The Telugu language [1] ( తెలుగు ) is one of the Dravidian languages . It is distributed in the Indian states of Andhra Pradesh and Tellingana , where it has official status, as well as states with a significant diaspora of the Telugu people - countries of Southeast Asia , in some states of Africa and the Middle East , on the islands of Fiji and Mauritius .
| Telugu | |
|---|---|
| Self name | తెలుగు |
| Country | |
| Official status | Andhra Pradesh |
| Total number of speakers | 80 million |
| Rating | 13-17 |
| Classification | |
| Category | Languages of Eurasia |
Dravidian family
| |
| Writing | Telugu writing |
| Language Codes | |
| GOST 7.75–97 | tel 675 |
| ISO 639-1 | te |
| ISO 639-2 | tel |
| ISO 639-3 | tel |
| WALS | |
| Ethnologue | |
| Linguasphere | |
| ABS ASCL | |
| IETF | |
| Glottolog | |
Content
History
Telugu is an old written language; its oldest monuments date back to the end of VI - beginning of the VII century BC. e. Telugu literature was formed later than in other Dravidian languages. The beginning of the Telugu literary tradition (earlier monuments of Jain literature of the 9th - 11th centuries were destroyed after the establishment of Hinduism in Andhra) was laid by the poets who worked in the 11th (Nannaya Bhatta) and the 13th century ( Tikkang , Yerapragada ); they transferred the classical ancient Indian epic of Mahabharata to Telugu (the result of this arrangement was called Andhra Mahabharata, where Andhra is the name of the Telugu-speaking people and the country where he lives; occasionally this term is also used as another name for the Telugu language). Original works appeared in the XIV century , and the norms of the literary language were formed in the XV - XVI centuries under the influence of Sanskrit and Prakrit - Central Indian literary languages that inherited Sanskrit.
As in other ancient Dravidian languages, the classical literary and colloquial variants of Telugu are very different. However, in the poetry of the preachers of the bhakti movement (in the XII-XIII centuries, and then in the XV century), spoken language was used, and in the XIX century a movement emerged, the leader of which was the writer G. Apparato , who set as his goal the creation of a new, close to spoken literary language . In the 20th century, a new literary language occupied a dominant position in fiction and the media. Since 1968, the Telugu Academy has been operating, developing normative grammar of a new literary language (“Vyavaharika”); the old book language ("granthika") is preserved only in limited areas - in particular, in poetry.

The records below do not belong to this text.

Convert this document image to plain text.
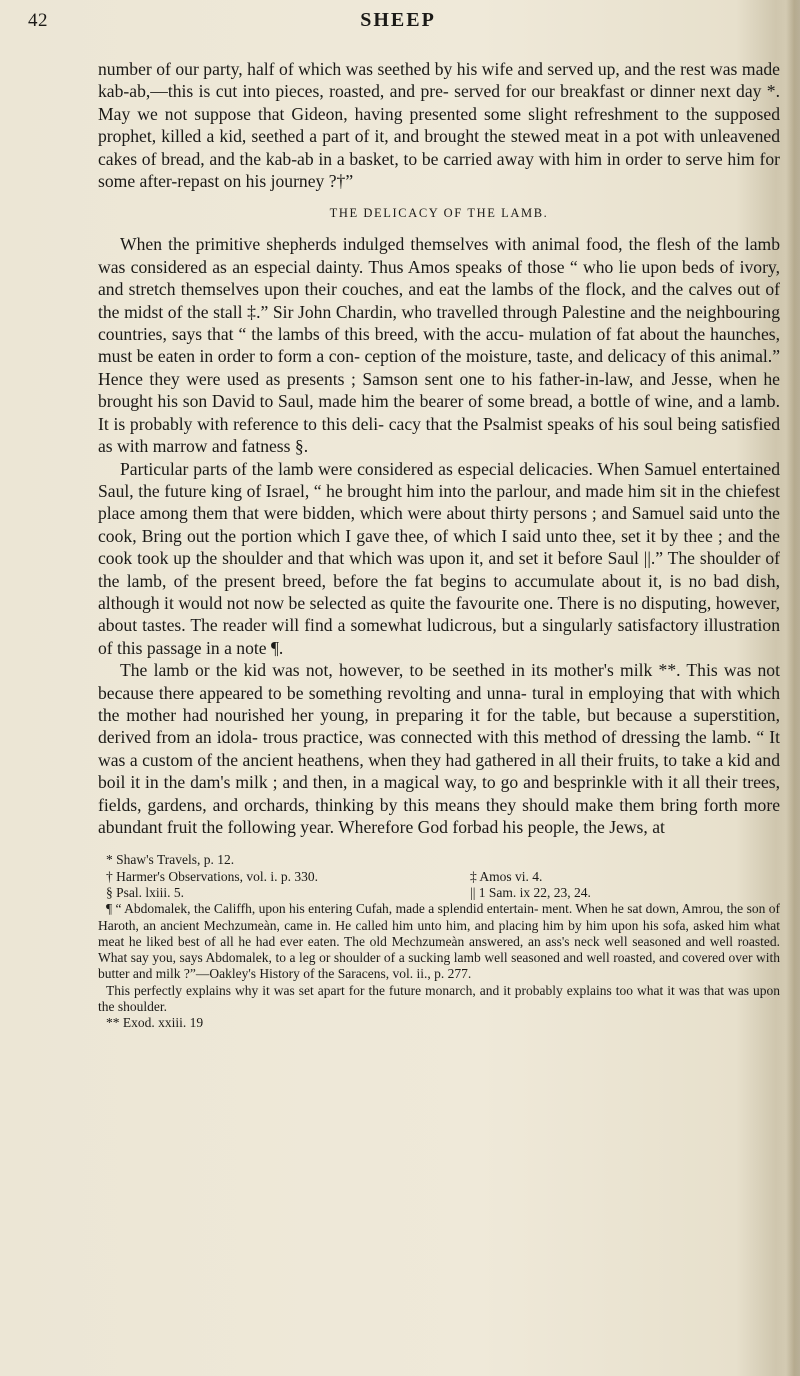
42	SHEEP

number of our party, half of which was seethed by his wife and served up, and the rest was made kab-ab,—this is cut into pieces, roasted, and pre- served for our breakfast or dinner next day *. May we not suppose that Gideon, having presented some slight refreshment to the supposed prophet, killed a kid, seethed a part of it, and brought the stewed meat in a pot with unleavened cakes of bread, and the kab-ab in a basket, to be carried away with him in order to serve him for some after-repast on his journey ?†”

THE DELICACY OF THE LAMB.

When the primitive shepherds indulged themselves with animal food, the flesh of the lamb was considered as an especial dainty. Thus Amos speaks of those “ who lie upon beds of ivory, and stretch themselves upon their couches, and eat the lambs of the flock, and the calves out of the midst of the stall ‡.” Sir John Chardin, who travelled through Palestine and the neighbouring countries, says that “ the lambs of this breed, with the accu- mulation of fat about the haunches, must be eaten in order to form a con- ception of the moisture, taste, and delicacy of this animal.” Hence they were used as presents ; Samson sent one to his father-in-law, and Jesse, when he brought his son David to Saul, made him the bearer of some bread, a bottle of wine, and a lamb. It is probably with reference to this deli- cacy that the Psalmist speaks of his soul being satisfied as with marrow and fatness §.

Particular parts of the lamb were considered as especial delicacies. When Samuel entertained Saul, the future king of Israel, “ he brought him into the parlour, and made him sit in the chiefest place among them that were bidden, which were about thirty persons ; and Samuel said unto the cook, Bring out the portion which I gave thee, of which I said unto thee, set it by thee ; and the cook took up the shoulder and that which was upon it, and set it before Saul ||.” The shoulder of the lamb, of the present breed, before the fat begins to accumulate about it, is no bad dish, although it would not now be selected as quite the favourite one. There is no disputing, however, about tastes. The reader will find a somewhat ludicrous, but a singularly satisfactory illustration of this passage in a note ¶.

The lamb or the kid was not, however, to be seethed in its mother's milk **. This was not because there appeared to be something revolting and unna- tural in employing that with which the mother had nourished her young, in preparing it for the table, but because a superstition, derived from an idola- trous practice, was connected with this method of dressing the lamb. “ It was a custom of the ancient heathens, when they had gathered in all their fruits, to take a kid and boil it in the dam's milk ; and then, in a magical way, to go and besprinkle with it all their trees, fields, gardens, and orchards, thinking by this means they should make them bring forth more abundant fruit the following year. Wherefore God forbad his people, the Jews, at

* Shaw's Travels, p. 12.

† Harmer's Observations, vol. i. p. 330.	‡ Amos vi. 4.
§ Psal. lxiii. 5.	|| 1 Sam. ix 22, 23, 24.

¶ “ Abdomalek, the Califfh, upon his entering Cufah, made a splendid entertain- ment. When he sat down, Amrou, the son of Haroth, an ancient Mechzumeàn, came in. He called him unto him, and placing him by him upon his sofa, asked him what meat he liked best of all he had ever eaten. The old Mechzumeàn answered, an ass's neck well seasoned and well roasted. What say you, says Abdomalek, to a leg or shoulder of a sucking lamb well seasoned and well roasted, and covered over with butter and milk ?”—Oakley's History of the Saracens, vol. ii., p. 277.

This perfectly explains why it was set apart for the future monarch, and it probably explains too what it was that was upon the shoulder.

** Exod. xxiii. 19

The first Telugu grammar of Shabdachintamani (“The Talisman of Words”) was compiled by Nannaya Bhatta in the 11th century; the modern stage in the study of Telugu began in the 19th century (the grammar of C.P. Brown and other works). In 1832, the Pedda Balashiksha Encyclopedia was compiled for children, containing basic information about Telugu writing and phonology. In addition to European scholars, Telugu is studied by Indian scholars at universities in the cities of Hyderabad, Tirupati and Visakhapattanam.
Linguistic information
Classification
- Dravidian family
- Southeast group
- Telugu
- Southeast group
Language Structure
Structurally, Telugu is close to the "common Dravidian standard." Phonetically, it is similar to the language of Kannada (in ancient times, their similarity was even greater). In morphology, Telugu is characterized by the absence of feminine nouns (singular distinguishes between masculine and non-masculine; in the plural, “epicene” for names of individuals and average for all other nouns); in this Telugu is similar to the northern Dravidian languages - kurukh and malt . Already in ancient Telugu, in comparison with other Dravidian languages, the case system is simplified (four cases versus an average of six). In the subsystem of pronouns, as in most Dravidian languages, the inclusive (“we are with you”) and exclusive (“we are without you”) forms of the first person are distinguished. numbers. In the indicative mood of positive conjugation, only two species-time forms are opposed - the present-future and the simple past; the number of moods (indicative, imperative, potential, and conditional), in contrast, is slightly larger than in most Dravidian languages. The syntax is typically Dravidian.
Writing
The Telugu syllabic alphabet is used.
See also
- Telugu-Russian practical transcription
- Telugu people
- Acchulu
- Telugu Cinema (Tollywood)
Notes
- ↑ Ageenko F.L. , Zarva M.V. Accent vocabulary for radio and television workers: approx. 75,000 dictionary units / Edited by D. E. Rosenthal . - 6th edition, stereotyped. - Moscow: Russian language, 1985 .-- S. 433. - 808 p.
Links
- Zenit S. Ya. , Petrunicheva Z. N. , Gurov N.V. Telugu-Russian Dictionary. - M .: "Soviet Encyclopedia", 1972. - 744 p.